We will use your health information for regular health operating. For example: Members of the medical staff, the risk or quality improvement manger, or members of the quality improvement team may use information in your health record to assess the care and outcomes in your case and others like it. The information will then be used in an effort to continually improve the quality and effectiveness of the healthcare and service we provide.
Business Associates: There may be some services provided in our organization through contracts with Business Associates. Examples include physician services in the emergency department and radiology, certain laboratory tests, and a copy service we use when making copies of your health record. When these services are contracted, we may disclose some or all of your health information to our Business Associates so that they can perform the job we’ve asked them to do. To protect your health information, however, we require the Business Associate to appropriately safeguard your information.

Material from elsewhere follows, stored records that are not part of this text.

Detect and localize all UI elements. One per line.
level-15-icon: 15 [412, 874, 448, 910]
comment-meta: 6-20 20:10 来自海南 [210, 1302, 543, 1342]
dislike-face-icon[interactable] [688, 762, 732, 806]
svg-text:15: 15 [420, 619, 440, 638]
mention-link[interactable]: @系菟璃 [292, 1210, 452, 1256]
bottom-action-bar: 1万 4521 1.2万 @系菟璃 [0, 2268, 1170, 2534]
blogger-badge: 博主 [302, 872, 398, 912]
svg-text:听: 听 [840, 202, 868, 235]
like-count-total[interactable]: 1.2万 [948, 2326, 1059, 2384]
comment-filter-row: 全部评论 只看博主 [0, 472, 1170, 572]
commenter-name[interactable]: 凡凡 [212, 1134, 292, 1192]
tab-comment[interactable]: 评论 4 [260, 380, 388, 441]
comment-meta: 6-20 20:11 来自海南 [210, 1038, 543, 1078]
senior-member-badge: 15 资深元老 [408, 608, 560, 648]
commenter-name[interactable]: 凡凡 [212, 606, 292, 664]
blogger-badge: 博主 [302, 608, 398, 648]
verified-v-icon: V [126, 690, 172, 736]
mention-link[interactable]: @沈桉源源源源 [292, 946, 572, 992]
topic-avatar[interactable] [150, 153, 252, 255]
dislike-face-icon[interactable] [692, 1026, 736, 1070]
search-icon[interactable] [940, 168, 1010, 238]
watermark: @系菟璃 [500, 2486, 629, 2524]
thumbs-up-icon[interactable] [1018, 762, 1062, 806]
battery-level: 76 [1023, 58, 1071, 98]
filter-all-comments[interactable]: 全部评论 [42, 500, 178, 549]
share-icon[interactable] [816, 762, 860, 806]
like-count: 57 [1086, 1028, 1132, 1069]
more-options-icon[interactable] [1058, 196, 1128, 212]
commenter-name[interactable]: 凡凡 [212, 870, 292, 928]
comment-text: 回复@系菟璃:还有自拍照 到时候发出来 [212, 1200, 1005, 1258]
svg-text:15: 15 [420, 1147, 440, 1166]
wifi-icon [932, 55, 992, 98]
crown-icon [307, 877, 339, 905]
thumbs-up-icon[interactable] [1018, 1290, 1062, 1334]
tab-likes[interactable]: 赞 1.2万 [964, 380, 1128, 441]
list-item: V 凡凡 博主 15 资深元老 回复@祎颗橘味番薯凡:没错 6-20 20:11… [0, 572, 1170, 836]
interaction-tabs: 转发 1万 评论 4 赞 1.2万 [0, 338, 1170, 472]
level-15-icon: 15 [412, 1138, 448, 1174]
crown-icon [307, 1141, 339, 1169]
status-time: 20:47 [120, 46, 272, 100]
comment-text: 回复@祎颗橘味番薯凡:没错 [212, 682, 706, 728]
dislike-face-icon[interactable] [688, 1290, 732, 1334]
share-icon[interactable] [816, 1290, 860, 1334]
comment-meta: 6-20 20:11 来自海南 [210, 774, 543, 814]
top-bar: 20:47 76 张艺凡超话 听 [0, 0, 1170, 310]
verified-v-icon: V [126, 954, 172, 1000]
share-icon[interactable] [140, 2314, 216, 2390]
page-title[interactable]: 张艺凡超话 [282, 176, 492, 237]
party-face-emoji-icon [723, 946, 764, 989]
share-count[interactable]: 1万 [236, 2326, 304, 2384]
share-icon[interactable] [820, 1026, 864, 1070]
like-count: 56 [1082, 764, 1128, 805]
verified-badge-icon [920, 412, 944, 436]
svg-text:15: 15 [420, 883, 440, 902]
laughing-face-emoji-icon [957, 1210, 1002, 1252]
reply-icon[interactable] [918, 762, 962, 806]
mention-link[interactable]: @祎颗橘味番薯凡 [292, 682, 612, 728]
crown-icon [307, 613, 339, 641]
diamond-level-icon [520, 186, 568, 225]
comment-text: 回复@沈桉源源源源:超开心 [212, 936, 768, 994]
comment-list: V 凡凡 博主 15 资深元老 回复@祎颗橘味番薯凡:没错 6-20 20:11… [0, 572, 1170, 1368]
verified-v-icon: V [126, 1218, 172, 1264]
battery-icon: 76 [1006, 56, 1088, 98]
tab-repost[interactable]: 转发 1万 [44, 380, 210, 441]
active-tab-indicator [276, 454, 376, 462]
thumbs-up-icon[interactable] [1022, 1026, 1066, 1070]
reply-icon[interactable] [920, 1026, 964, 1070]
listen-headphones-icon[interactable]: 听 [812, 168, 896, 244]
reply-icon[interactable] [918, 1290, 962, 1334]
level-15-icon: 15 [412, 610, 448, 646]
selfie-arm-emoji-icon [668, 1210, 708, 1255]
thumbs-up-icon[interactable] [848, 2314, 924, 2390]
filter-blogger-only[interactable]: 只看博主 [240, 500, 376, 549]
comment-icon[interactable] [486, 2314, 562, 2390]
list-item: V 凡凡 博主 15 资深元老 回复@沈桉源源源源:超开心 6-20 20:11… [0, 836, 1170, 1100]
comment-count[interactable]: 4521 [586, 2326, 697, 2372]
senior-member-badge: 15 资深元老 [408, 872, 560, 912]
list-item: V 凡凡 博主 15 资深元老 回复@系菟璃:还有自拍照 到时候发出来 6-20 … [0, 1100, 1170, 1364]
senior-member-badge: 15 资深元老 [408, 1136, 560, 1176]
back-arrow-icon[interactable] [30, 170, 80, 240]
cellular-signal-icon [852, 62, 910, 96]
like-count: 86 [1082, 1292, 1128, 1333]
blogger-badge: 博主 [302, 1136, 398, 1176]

Notification: We may use or disclose information to notify or assist in notifying a family member, personal representative or another person responsible for your care, your locations, and general condition.
Communication with family: Health professionals, using their best judgment, may disclose to a family member, other relatives, close personal friends or any other person you identify, health information relevant to that person’s involvement in your care of payment related to your care.
Marketing: We may contact you to provide appointment reminders or information about treatment alternatives or other health-related benefits and services that may be of interest to you.
Fund raising: We may contact you as part of a fund-raising effort.
Food and Drug Administration (FDA): As required by law, we may disclose to the FDA health information relative to adverse events with respect to food, supplements, product and product defects or post marking surveillance information to enable product recalls, repairs, or replacements.
Workers Compensation: We may disclose health information to the extent authorized by and to the extent necessary to comply with laws relating to worker’s compensation or other similar programs established by law.
Public health: As required by law, we may disclose your health information to public health or legal authorities charged with tracking birth and death, as well as with preventing or controlling disease, injury, or disability.
Law enforcement: We may disclose health information for law enforcement purposes as required by law or in response to a valid subpoena. Federal law makes provision for your health information to be released to an appropriate health oversight agency, public health authority or attorney, provide that a work force member or business associate believes in good faith that we have engaged in unlawful conduct or have otherwise violated professional or clinical standards and are potentially endangering one or more patients, workers, our the public.
Notice of Privacy Practice Availability: This notice will be prominently posted in the office where registration occurs. Patients will be provided a hard copy and the notice will be maintained on our web site.